Литмир - Электронная Библиотека
Содержание  
A
A

— Мы его не ломали, — пояснил Вовка. — Такой нашли. На чердаке одного старинного дома.

— Смотри, какие чудеса в решете! — подивился дед Семён. — Ржа её не берёт — как новенькая, — произнёс дед Семён, очень внимательно разглядывая рисунки на плоскости клинка. — Не многие высшие чины имели такое оружие. Верно, наследственная вещь. Мне не приходилось видывать, да вот сподобился. Кому-то подарена была за особые заслуги перед Отечеством.

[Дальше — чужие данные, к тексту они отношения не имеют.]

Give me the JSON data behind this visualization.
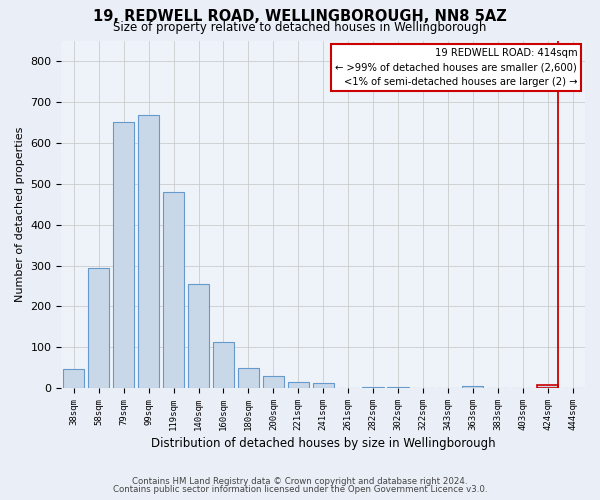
{
  "title": "19, REDWELL ROAD, WELLINGBOROUGH, NN8 5AZ",
  "subtitle": "Size of property relative to detached houses in Wellingborough",
  "xlabel": "Distribution of detached houses by size in Wellingborough",
  "ylabel": "Number of detached properties",
  "bar_labels": [
    "38sqm",
    "58sqm",
    "79sqm",
    "99sqm",
    "119sqm",
    "140sqm",
    "160sqm",
    "180sqm",
    "200sqm",
    "221sqm",
    "241sqm",
    "261sqm",
    "282sqm",
    "302sqm",
    "322sqm",
    "343sqm",
    "363sqm",
    "383sqm",
    "403sqm",
    "424sqm",
    "444sqm"
  ],
  "bar_values": [
    46,
    293,
    651,
    668,
    480,
    254,
    114,
    48,
    29,
    16,
    12,
    0,
    3,
    2,
    0,
    0,
    6,
    0,
    0,
    8,
    0
  ],
  "bar_color": "#c8d8e8",
  "bar_edge_color": "#6699cc",
  "highlight_bar_index": 19,
  "highlight_bar_edge_color": "#cc0000",
  "highlight_line_color": "#cc0000",
  "ylim": [
    0,
    850
  ],
  "yticks": [
    0,
    100,
    200,
    300,
    400,
    500,
    600,
    700,
    800
  ],
  "background_color": "#eaeff7",
  "plot_bg_color": "#eef2f9",
  "grid_color": "#cccccc",
  "title_fontsize": 10.5,
  "subtitle_fontsize": 8.5,
  "annotation_title": "19 REDWELL ROAD: 414sqm",
  "annotation_line1": "← >99% of detached houses are smaller (2,600)",
  "annotation_line2": "<1% of semi-detached houses are larger (2) →",
  "footnote1": "Contains HM Land Registry data © Crown copyright and database right 2024.",
  "footnote2": "Contains public sector information licensed under the Open Government Licence v3.0."
}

Деду Семёну явно не хотелось расставаться с нашей находкой. Но Вовка поторопил, сказал, что нам ещё предстоит помыться в бане.

— Вот. А ты упрямился, — упрекнул меня Вовка. — Никогда дело не бросай неоконченным. Так мне и отец неоднократно повторял: взялся за дело — кончай смело!

Начштаба полез на чердак, а я натянул между двумя столбами мокрую верёвку, на своё место под нашими окнами. После мы побежали на Миасс, на сей раз прихватив обмылок, — чтобы моя мама ничего не заметила. Припустили по щербатым тротуарам, ещё до революции выложенным кирпичом. Теперь на нашем пути торчали только его опасные осколки.

…Как часто бывает в жизни, тем более ребячьей, радость быстро сменяется огорчением.

На сей раз это горе выразилось в довольно долгой и болезненной вздрючке, устроенной мамой, от внимательного взгляда которой не могла ускользнуть (хотя и просохшая и висящая на своём месте) серая бельевая верёвка. Ею она меня и отхлестала весьма болезненно, а после долго отбеливала на кухне в кипятке с каустической содой. И я подумал, что у мамы какое-то помешательство на чистоте, — днём и ночью она всё вокруг мыла, протирала, стирала… Нет чтобы интересные книжки читать. Да вот ещё и меня наказывает. Воспитывает!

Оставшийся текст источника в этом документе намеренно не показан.